Although I’m not sure you are calculating the yield correctly (it’s not the ways I would normally calculate fill yield) it might still work for your needs. I would probably recommend using a “Individuals, Moving Range chart” (aka I, MR or X, MR chart). Hte applicable formulas are readily available on the web. OR you can go to SPCPress.com to see Dr. Donald Wheeler’s papers on I, MR chart (I do recommend this)

You can start calculating limits at 10 batches (anything before that is probably too soon) and then adjust as you get to 20 batches…

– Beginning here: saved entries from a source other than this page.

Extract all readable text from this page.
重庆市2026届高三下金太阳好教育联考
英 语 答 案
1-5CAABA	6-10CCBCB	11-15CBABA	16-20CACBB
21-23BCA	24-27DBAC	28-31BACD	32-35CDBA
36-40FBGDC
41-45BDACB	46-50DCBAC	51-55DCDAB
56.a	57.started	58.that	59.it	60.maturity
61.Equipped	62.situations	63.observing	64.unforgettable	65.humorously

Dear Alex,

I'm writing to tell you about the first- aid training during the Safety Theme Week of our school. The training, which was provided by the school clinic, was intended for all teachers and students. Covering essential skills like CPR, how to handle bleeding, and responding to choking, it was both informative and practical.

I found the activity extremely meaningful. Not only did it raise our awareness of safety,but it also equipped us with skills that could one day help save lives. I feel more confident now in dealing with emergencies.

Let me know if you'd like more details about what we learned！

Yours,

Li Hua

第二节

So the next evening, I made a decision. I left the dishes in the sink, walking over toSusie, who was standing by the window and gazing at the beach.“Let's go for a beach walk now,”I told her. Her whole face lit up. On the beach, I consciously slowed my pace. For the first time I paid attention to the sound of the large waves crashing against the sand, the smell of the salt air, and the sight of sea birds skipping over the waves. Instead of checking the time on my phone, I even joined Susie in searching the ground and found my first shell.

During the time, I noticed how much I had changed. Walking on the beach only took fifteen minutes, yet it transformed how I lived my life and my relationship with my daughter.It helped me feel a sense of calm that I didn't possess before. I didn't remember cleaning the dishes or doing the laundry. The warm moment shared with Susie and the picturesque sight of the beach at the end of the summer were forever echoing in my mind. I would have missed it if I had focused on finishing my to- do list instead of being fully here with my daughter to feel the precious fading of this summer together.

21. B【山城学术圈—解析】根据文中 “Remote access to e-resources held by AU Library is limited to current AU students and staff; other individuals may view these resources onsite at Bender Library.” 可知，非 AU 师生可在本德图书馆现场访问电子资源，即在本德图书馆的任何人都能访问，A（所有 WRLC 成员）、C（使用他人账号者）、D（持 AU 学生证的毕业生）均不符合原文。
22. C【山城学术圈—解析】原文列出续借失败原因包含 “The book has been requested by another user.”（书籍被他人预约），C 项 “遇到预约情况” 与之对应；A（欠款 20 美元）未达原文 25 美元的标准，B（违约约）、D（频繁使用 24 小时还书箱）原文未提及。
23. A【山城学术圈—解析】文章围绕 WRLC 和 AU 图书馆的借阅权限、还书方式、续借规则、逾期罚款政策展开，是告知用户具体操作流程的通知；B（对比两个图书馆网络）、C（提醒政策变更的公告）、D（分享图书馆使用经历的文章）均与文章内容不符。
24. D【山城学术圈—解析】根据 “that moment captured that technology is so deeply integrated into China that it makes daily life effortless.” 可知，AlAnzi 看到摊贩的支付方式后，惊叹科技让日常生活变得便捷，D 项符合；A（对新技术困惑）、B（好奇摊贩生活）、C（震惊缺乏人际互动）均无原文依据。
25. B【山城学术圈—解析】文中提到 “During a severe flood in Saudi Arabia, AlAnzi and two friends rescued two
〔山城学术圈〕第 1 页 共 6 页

Control charts are not easy. They are not a cut and paste thing. They are complex. Do your research.

 

[Angelo2Raffa2]

Thank you for your explanation.
We use the control chart to monitor shift/trend an we’ll use the individual chart.
We are thinking to have the specification limits and entered in the frame of working instruction to use during the manufacturing. While the control chart we cannot have the possibility to see them during
If I consider 10 batches to calculate the specification limits, please can you suggest me how calculltate them?
Thank you

 

[Bev D]

NO SPECIFICATION ONLY CONTROL LIMITS

 

[Bev D]

If you need a specification for the individual containers you have to set that not calculate from yield. For example a 12 ounce beer bottle has a min fill spec of 12 ounces. And a max that is less than an overfill

There can be no spec on yield. Maybe a goal or target. But again you set that. And it isn’t a control limit

 

[brionhurley]

You might also consider a p-chart to monitor yields (or defect rates), as the I-mR chart can signal more out of control conditions the closer it gets to 100% (nonnormal distribution).

 

[Bev D]

You might also consider a p-chart to monitor yields (or defect rates), as the I-mR chart can signal more out of control conditions the closer it gets to 100% (nonnormal distribution).

Actually it’s the other way around. The p chart is based on the estimation to the Normal (binomial distribution) AND that the defect rate is at least 5%. The closer it gets to 0 or 100% the further the binomial deviates from an approximation of the Normal. The I, MR chart is very robust for ANY distribution like other Shewhart charts.

 

[brionhurley]

Why I like that the p-chart is that it doesn't give lower control limits below zero, where I-mR can require the control limits to be manually adjusted (set UCL at 100% or LCL at 0%) since the software programs don't know it is binary data, and it can give limits above 100% and below 0%. I also don't like treating yield data equivalent to continuous data, but that could just be my bias.

What would be the best recommendation for P vs Laney P' vs I-mR when using pass/fail (binary) data?

• You can typically use the I-mR chart for pass/fail data except when there are dramatic changes in sample sizes in each subgroup (then p-chart might be better)
• You could also use a p-chart if % defective (p) is at least 5% (or success rate is less than 95%) and n*p or n*(1-p) is greater than or equal to 5 for each subgroup
  • If the p-chart identifies lots of outliers (due to more variation than assumed by the binomial), then consider Laney P' chart to handle overdispersion or underdispersion

Does this sound correct, or if not, what would you change?